Jamaica is an island nation of the Greater Antilles, 234 kilometres (145 mi) in length, up to 80 kilometres (50 mi) in width, and 10,990 square kilometres (4,240 sq mi) in area. It is situated in the Caribbean Sea, about 145 kilometres (90 mi) south of Cuba, and 191 kilometres (119 mi) west of Hispaniola.
Tropical climatic conditions prevail in the coastal lowlands of Jamaica. The mean annual temperature in this region is about 26.7° C (about 80° F), but Northeast trade winds frequently moderate the extremes of heat and humidity. Mean annual temperatures in the plateau and mountain areas average about 22.2° C (about 72° F) at elevations of 900 m (about 2950 ft), and are considerably less at higher levels.
Major tourist areas are the resort centers of Montego Bay and Ocho Rios. Cricket is the national sport, and excellent golf and water-sports facilities are available.
The military service age and obligation is 18 for voluntary military service. Younger recruits may be conscripted with parental consent.
The United States maintains close and productive relations with the Government of Jamaica. In April 2009, President Barack Obama attended the Fifth Summit of the Americas in Trinidad and Tobago, along with the 33 other democratically elected heads of state and government of the Western Hemisphere, including Jamaica. Secretary Clinton reaffirmed the U.S.’s commitment to the region and joint partnerships.
The central government provides most medical services in Jamaica through the Ministry of Health. In 1996, the island had 364 government-operated primary health centers offering five levels of service. Life expectancy averaged 74.7 years for both men and women in 1998.
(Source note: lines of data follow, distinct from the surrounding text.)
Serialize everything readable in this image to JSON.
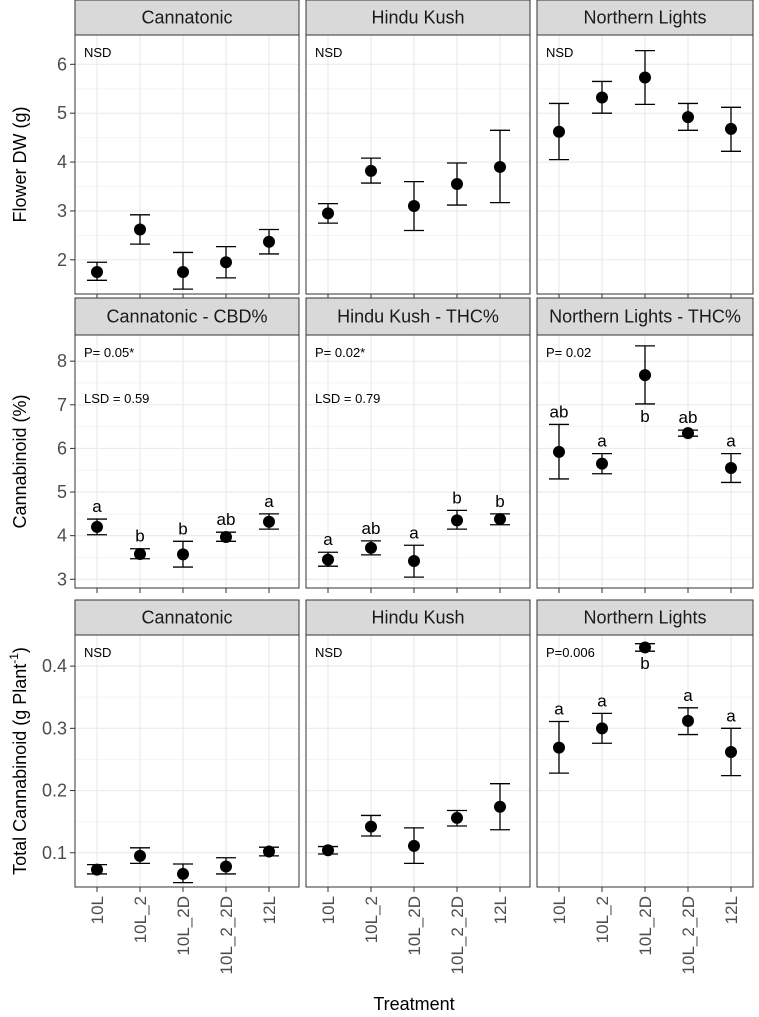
{
  "chart_data": {
    "type": "scatter",
    "title": "",
    "xlabel": "Treatment",
    "categories": [
      "10L",
      "10L_2",
      "10L_2D",
      "10L_2_2D",
      "12L"
    ],
    "rows": [
      {
        "ylabel": "Flower DW (g)",
        "ylim": [
          1.3,
          6.6
        ],
        "yticks": [
          2,
          3,
          4,
          5,
          6
        ],
        "tick_labels": [
          "2",
          "3",
          "4",
          "5",
          "6"
        ],
        "panels": [
          {
            "strip": "Cannatonic",
            "annotations": [
              "NSD"
            ],
            "means": [
              1.75,
              2.62,
              1.75,
              1.95,
              2.37
            ],
            "lower": [
              1.58,
              2.32,
              1.4,
              1.63,
              2.12
            ],
            "upper": [
              1.95,
              2.92,
              2.15,
              2.27,
              2.62
            ],
            "letters": []
          },
          {
            "strip": "Hindu Kush",
            "annotations": [
              "NSD"
            ],
            "means": [
              2.95,
              3.82,
              3.1,
              3.55,
              3.9
            ],
            "lower": [
              2.75,
              3.57,
              2.6,
              3.12,
              3.17
            ],
            "upper": [
              3.15,
              4.08,
              3.6,
              3.98,
              4.65
            ],
            "letters": []
          },
          {
            "strip": "Northern Lights",
            "annotations": [
              "NSD"
            ],
            "means": [
              4.62,
              5.32,
              5.73,
              4.92,
              4.68
            ],
            "lower": [
              4.05,
              5.0,
              5.18,
              4.65,
              4.22
            ],
            "upper": [
              5.2,
              5.65,
              6.28,
              5.2,
              5.12
            ],
            "letters": []
          }
        ]
      },
      {
        "ylabel": "Cannabinoid (%)",
        "ylim": [
          2.8,
          8.6
        ],
        "yticks": [
          3,
          4,
          5,
          6,
          7,
          8
        ],
        "tick_labels": [
          "3",
          "4",
          "5",
          "6",
          "7",
          "8"
        ],
        "panels": [
          {
            "strip": "Cannatonic - CBD%",
            "annotations": [
              "P= 0.05*",
              "LSD = 0.59"
            ],
            "means": [
              4.2,
              3.58,
              3.57,
              3.97,
              4.32
            ],
            "lower": [
              4.02,
              3.47,
              3.28,
              3.87,
              4.15
            ],
            "upper": [
              4.38,
              3.7,
              3.87,
              4.08,
              4.5
            ],
            "letters": [
              "a",
              "b",
              "b",
              "ab",
              "a"
            ]
          },
          {
            "strip": "Hindu Kush - THC%",
            "annotations": [
              "P= 0.02*",
              "LSD = 0.79"
            ],
            "means": [
              3.45,
              3.72,
              3.42,
              4.35,
              4.38
            ],
            "lower": [
              3.3,
              3.56,
              3.05,
              4.15,
              4.25
            ],
            "upper": [
              3.62,
              3.88,
              3.78,
              4.58,
              4.5
            ],
            "letters": [
              "a",
              "ab",
              "a",
              "b",
              "b"
            ]
          },
          {
            "strip": "Northern Lights - THC%",
            "annotations": [
              "P= 0.02"
            ],
            "means": [
              5.92,
              5.65,
              7.68,
              6.35,
              5.55
            ],
            "lower": [
              5.3,
              5.42,
              7.02,
              6.28,
              5.22
            ],
            "upper": [
              6.55,
              5.88,
              8.35,
              6.42,
              5.88
            ],
            "letters": [
              "ab",
              "a",
              "b",
              "ab",
              "a"
            ],
            "letter_below": [
              false,
              false,
              true,
              false,
              false
            ]
          }
        ]
      },
      {
        "ylabel": "Total Cannabinoid (g Plant",
        "ylabel_sup": "-1",
        "ylabel_close": ")",
        "ylim": [
          0.045,
          0.45
        ],
        "yticks": [
          0.1,
          0.2,
          0.3,
          0.4
        ],
        "tick_labels": [
          "0.1",
          "0.2",
          "0.3",
          "0.4"
        ],
        "panels": [
          {
            "strip": "Cannatonic",
            "annotations": [
              "NSD"
            ],
            "means": [
              0.073,
              0.095,
              0.066,
              0.078,
              0.102
            ],
            "lower": [
              0.066,
              0.083,
              0.052,
              0.066,
              0.095
            ],
            "upper": [
              0.081,
              0.108,
              0.082,
              0.092,
              0.109
            ],
            "letters": []
          },
          {
            "strip": "Hindu Kush",
            "annotations": [
              "NSD"
            ],
            "means": [
              0.104,
              0.142,
              0.111,
              0.156,
              0.174
            ],
            "lower": [
              0.098,
              0.127,
              0.083,
              0.143,
              0.137
            ],
            "upper": [
              0.11,
              0.16,
              0.14,
              0.168,
              0.211
            ],
            "letters": []
          },
          {
            "strip": "Northern Lights",
            "annotations": [
              "P=0.006"
            ],
            "means": [
              0.269,
              0.3,
              0.43,
              0.312,
              0.262
            ],
            "lower": [
              0.228,
              0.276,
              0.424,
              0.29,
              0.224
            ],
            "upper": [
              0.311,
              0.324,
              0.436,
              0.333,
              0.3
            ],
            "letters": [
              "a",
              "a",
              "b",
              "a",
              "a"
            ],
            "letter_below": [
              false,
              false,
              true,
              false,
              false
            ]
          }
        ]
      }
    ]
  }
}
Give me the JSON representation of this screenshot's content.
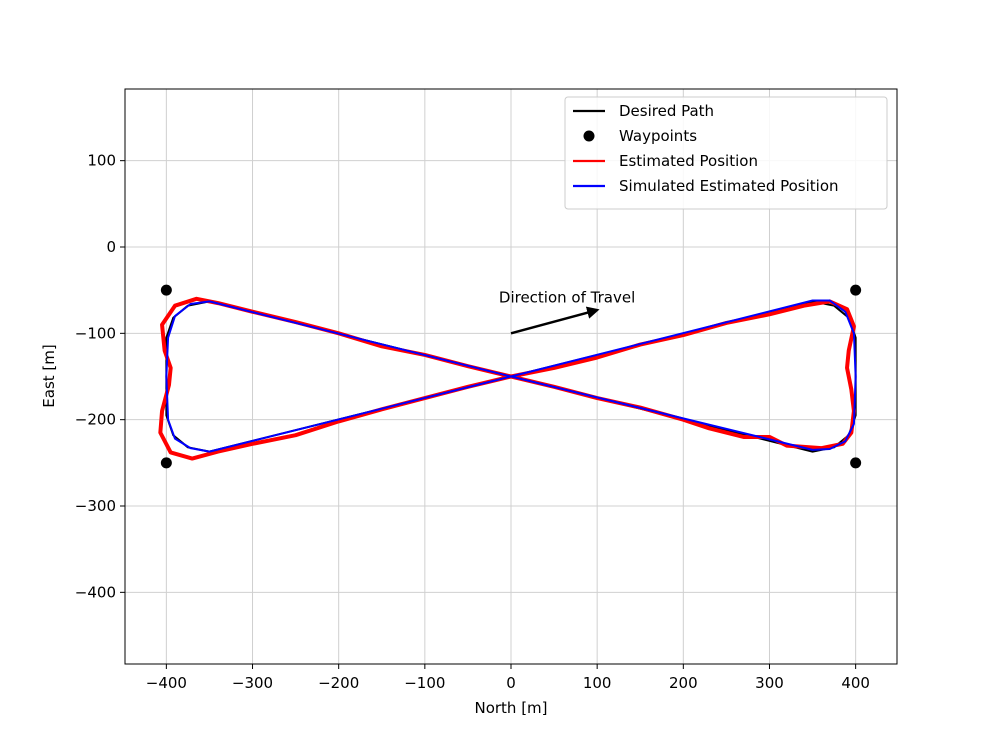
{
  "chart_data": {
    "type": "line",
    "x_label": "North [m]",
    "y_label": "East [m]",
    "xlim": [
      -448,
      448
    ],
    "ylim": [
      -483,
      183
    ],
    "xticks": [
      {
        "value": -400,
        "label": "−400"
      },
      {
        "value": -300,
        "label": "−300"
      },
      {
        "value": -200,
        "label": "−200"
      },
      {
        "value": -100,
        "label": "−100"
      },
      0,
      100,
      200,
      300,
      400
    ],
    "yticks": [
      {
        "value": -400,
        "label": "−400"
      },
      {
        "value": -300,
        "label": "−300"
      },
      {
        "value": -200,
        "label": "−200"
      },
      {
        "value": -100,
        "label": "−100"
      },
      0,
      100
    ],
    "grid": true,
    "legend": "upper right",
    "series": [
      {
        "name": "Desired Path",
        "color": "#000000",
        "style": "line",
        "width": 2,
        "x": [
          0,
          350,
          375,
          392,
          400,
          400,
          392,
          375,
          350,
          0,
          -350,
          -375,
          -392,
          -400,
          -400,
          -392,
          -375,
          -350,
          0
        ],
        "values": [
          -150,
          -63,
          -68,
          -82,
          -105,
          -195,
          -218,
          -232,
          -237,
          -150,
          -63,
          -68,
          -82,
          -105,
          -195,
          -218,
          -232,
          -237,
          -150
        ]
      },
      {
        "name": "Waypoints",
        "color": "#000000",
        "style": "points",
        "x": [
          -400,
          400,
          -400,
          400
        ],
        "values": [
          -50,
          -50,
          -250,
          -250
        ]
      },
      {
        "name": "Estimated Position",
        "color": "#ff0000",
        "style": "line",
        "width": 4,
        "x": [
          0,
          50,
          100,
          150,
          200,
          250,
          300,
          340,
          370,
          390,
          398,
          392,
          390,
          395,
          398,
          395,
          385,
          360,
          320,
          300,
          270,
          230,
          200,
          150,
          100,
          50,
          0,
          -50,
          -100,
          -150,
          -200,
          -250,
          -300,
          -340,
          -365,
          -390,
          -405,
          -402,
          -395,
          -397,
          -405,
          -407,
          -395,
          -370,
          -340,
          -300,
          -250,
          -200,
          -150,
          -100,
          -50,
          0
        ],
        "values": [
          -150,
          -140,
          -128,
          -113,
          -102,
          -88,
          -78,
          -68,
          -63,
          -72,
          -92,
          -120,
          -140,
          -165,
          -190,
          -215,
          -228,
          -233,
          -230,
          -220,
          -220,
          -210,
          -200,
          -186,
          -175,
          -162,
          -150,
          -138,
          -125,
          -115,
          -100,
          -87,
          -75,
          -65,
          -60,
          -68,
          -90,
          -120,
          -140,
          -160,
          -190,
          -215,
          -238,
          -245,
          -237,
          -228,
          -218,
          -202,
          -188,
          -175,
          -162,
          -150
        ]
      },
      {
        "name": "Simulated Estimated Position",
        "color": "#0000ff",
        "style": "line",
        "width": 2,
        "x": [
          0,
          350,
          370,
          388,
          398,
          400,
          398,
          388,
          370,
          350,
          0,
          -350,
          -372,
          -390,
          -398,
          -400,
          -398,
          -390,
          -372,
          -350,
          0
        ],
        "values": [
          -150,
          -62,
          -62,
          -75,
          -100,
          -150,
          -205,
          -225,
          -234,
          -235,
          -150,
          -63,
          -66,
          -80,
          -105,
          -150,
          -200,
          -222,
          -233,
          -237,
          -150
        ]
      }
    ],
    "annotation": {
      "text": "Direction of Travel",
      "arrow_from": [
        0,
        -100
      ],
      "arrow_to": [
        100,
        -73
      ]
    }
  }
}
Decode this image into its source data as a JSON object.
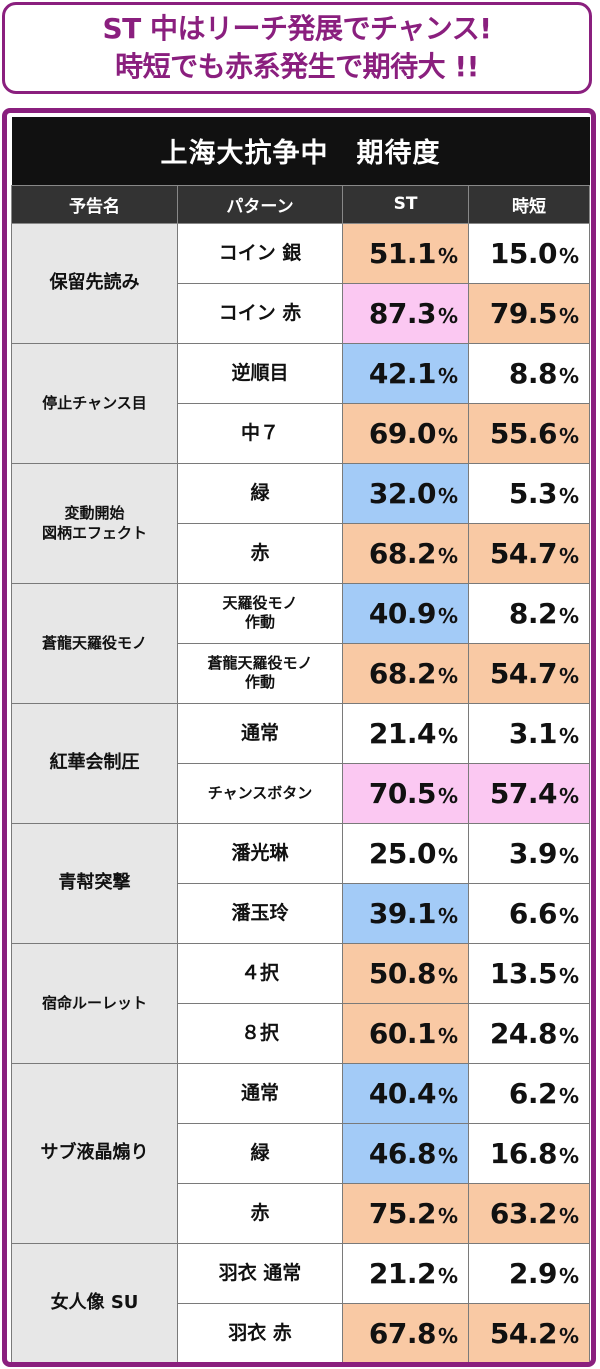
{
  "banner": {
    "line1": "ST 中はリーチ発展でチャンス!",
    "line2": "時短でも赤系発生で期待大 !!"
  },
  "table": {
    "title": "上海大抗争中　期待度",
    "headers": {
      "notice": "予告名",
      "pattern": "パターン",
      "st": "ST",
      "jitan": "時短"
    },
    "percent_sign": "%",
    "colors": {
      "orange": "#f9c9a4",
      "pink": "#fbc8f2",
      "blue": "#a3cbf7",
      "white": "#ffffff"
    },
    "groups": [
      {
        "name": "保留先読み",
        "rows": [
          {
            "pattern": "コイン 銀",
            "st": "51.1",
            "st_color": "orange",
            "jitan": "15.0",
            "jitan_color": "white"
          },
          {
            "pattern": "コイン 赤",
            "st": "87.3",
            "st_color": "pink",
            "jitan": "79.5",
            "jitan_color": "orange"
          }
        ]
      },
      {
        "name": "停止チャンス目",
        "rows": [
          {
            "pattern": "逆順目",
            "st": "42.1",
            "st_color": "blue",
            "jitan": "8.8",
            "jitan_color": "white"
          },
          {
            "pattern": "中７",
            "st": "69.0",
            "st_color": "orange",
            "jitan": "55.6",
            "jitan_color": "orange"
          }
        ]
      },
      {
        "name": "変動開始\n図柄エフェクト",
        "rows": [
          {
            "pattern": "緑",
            "st": "32.0",
            "st_color": "blue",
            "jitan": "5.3",
            "jitan_color": "white"
          },
          {
            "pattern": "赤",
            "st": "68.2",
            "st_color": "orange",
            "jitan": "54.7",
            "jitan_color": "orange"
          }
        ]
      },
      {
        "name": "蒼龍天羅役モノ",
        "rows": [
          {
            "pattern": "天羅役モノ\n作動",
            "st": "40.9",
            "st_color": "blue",
            "jitan": "8.2",
            "jitan_color": "white"
          },
          {
            "pattern": "蒼龍天羅役モノ\n作動",
            "st": "68.2",
            "st_color": "orange",
            "jitan": "54.7",
            "jitan_color": "orange"
          }
        ]
      },
      {
        "name": "紅華会制圧",
        "rows": [
          {
            "pattern": "通常",
            "st": "21.4",
            "st_color": "white",
            "jitan": "3.1",
            "jitan_color": "white"
          },
          {
            "pattern": "チャンスボタン",
            "st": "70.5",
            "st_color": "pink",
            "jitan": "57.4",
            "jitan_color": "pink"
          }
        ]
      },
      {
        "name": "青幇突撃",
        "rows": [
          {
            "pattern": "潘光琳",
            "st": "25.0",
            "st_color": "white",
            "jitan": "3.9",
            "jitan_color": "white"
          },
          {
            "pattern": "潘玉玲",
            "st": "39.1",
            "st_color": "blue",
            "jitan": "6.6",
            "jitan_color": "white"
          }
        ]
      },
      {
        "name": "宿命ルーレット",
        "rows": [
          {
            "pattern": "４択",
            "st": "50.8",
            "st_color": "orange",
            "jitan": "13.5",
            "jitan_color": "white"
          },
          {
            "pattern": "８択",
            "st": "60.1",
            "st_color": "orange",
            "jitan": "24.8",
            "jitan_color": "white"
          }
        ]
      },
      {
        "name": "サブ液晶煽り",
        "rows": [
          {
            "pattern": "通常",
            "st": "40.4",
            "st_color": "blue",
            "jitan": "6.2",
            "jitan_color": "white"
          },
          {
            "pattern": "緑",
            "st": "46.8",
            "st_color": "blue",
            "jitan": "16.8",
            "jitan_color": "white"
          },
          {
            "pattern": "赤",
            "st": "75.2",
            "st_color": "orange",
            "jitan": "63.2",
            "jitan_color": "orange"
          }
        ]
      },
      {
        "name": "女人像 SU",
        "rows": [
          {
            "pattern": "羽衣 通常",
            "st": "21.2",
            "st_color": "white",
            "jitan": "2.9",
            "jitan_color": "white"
          },
          {
            "pattern": "羽衣 赤",
            "st": "67.8",
            "st_color": "orange",
            "jitan": "54.2",
            "jitan_color": "orange"
          }
        ]
      }
    ]
  }
}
Education through the six years of primary school is compulsory and is free in government-sponsored schools. The age of entry into primary school is six years, and children generally complete primary school at age twelve. The academic year runs from September to July (with some local variation), and the Education Regulations prescribe a minimum of 195 days of instruction in the school year.
Agriculture employs about 20% of the workforce. Cement, chemicals, cigars, clothing and textiles, fertilizers, aluminum, machinery, molasses and petroleum products are produced (Jamaica is one of the top producers of aluminum in the world). Service industries account for 60% of the gross domestic product.
The Anglican church is regarded as the church of the elite, but the middle class in all ethnic groups is distributed over several non-African-derived religions. All the established denominations have been creolized; African-Caribbean religious practices such as Puk-kumina, revivalism, Kumina, Myalism, and Rastafarianism have especially significant African influences.
English is the official language of Jamaica. However, Patois (Creole), a combination of English and some African languages, is spoken in rural areas and is used increasingly in urban areas. Most Jamaicans can speak or understand Patois, but it is not a written language.
The Spanish were the first of settle in the island but were driven away by the English that came later (bringing along with them African slaves). Today the population consists predominantly of the black and mulatto descendants of those slaves, with small groups who trace their ancestry to the United Kingdom, India, China, Syria, Portugal, and Germany.